Solving the Multivariant EV Routing Problem Incorporating V2G and G2V Options

Abstract

In the near future, gasoline-fueled vehicles are expected to be replaced by electrical vehicles (EVs) to save energy and reduce carbon emissions. A large penetration of EVs threatens the stability of the electric grid but also provides a potential for grid ancillary services, which strengthens the grid, if well managed. This paper incorporates grid-to-vehicle (G2V) and vehicle-to-grid (V2G) options in the travel path of logistics sector EVs. The paper offers a complete solution methodology to the multivariant EV routing problem rather than considering only one or two variants of the problem like in previous research. The variants considered include a stochastic environment, multiple dispatchers, time window constraints, simultaneous and nonsimultaneous pickup and delivery, and G2V and V2G service options. Stochastic demand forecasts of the G2V and V2G services at charging stations are modeled using hidden Markov model.

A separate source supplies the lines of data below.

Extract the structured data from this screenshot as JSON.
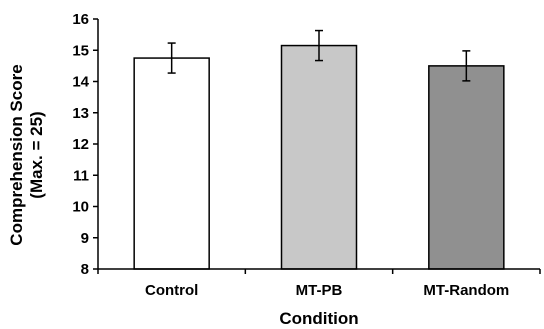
{
  "chart_data": {
    "type": "bar",
    "title": "",
    "xlabel": "Condition",
    "ylabel_line1": "Comprehension Score",
    "ylabel_line2": "(Max. = 25)",
    "categories": [
      "Control",
      "MT-PB",
      "MT-Random"
    ],
    "values": [
      14.75,
      15.15,
      14.5
    ],
    "error": [
      0.48,
      0.48,
      0.48
    ],
    "ylim": [
      8,
      16
    ],
    "yticks": [
      8,
      9,
      10,
      11,
      12,
      13,
      14,
      15,
      16
    ],
    "grid": false,
    "legend": "none",
    "colors": [
      "#ffffff",
      "#c8c8c8",
      "#909090"
    ],
    "bar_edge_color": "#000000"
  }
}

The developed solver is based on a modified custom genetic algorithm incorporated with embedded Markov decision process and trust region optimization methods. An agent-based communication architecture is adopted to ensure peer-to-peer correspondence capability of the EV, customer, charging station, and dispatcher entities. The results indicate that optimal route for EVs can be achieved while satisfying all constraints and providing V2G ancillary grid service.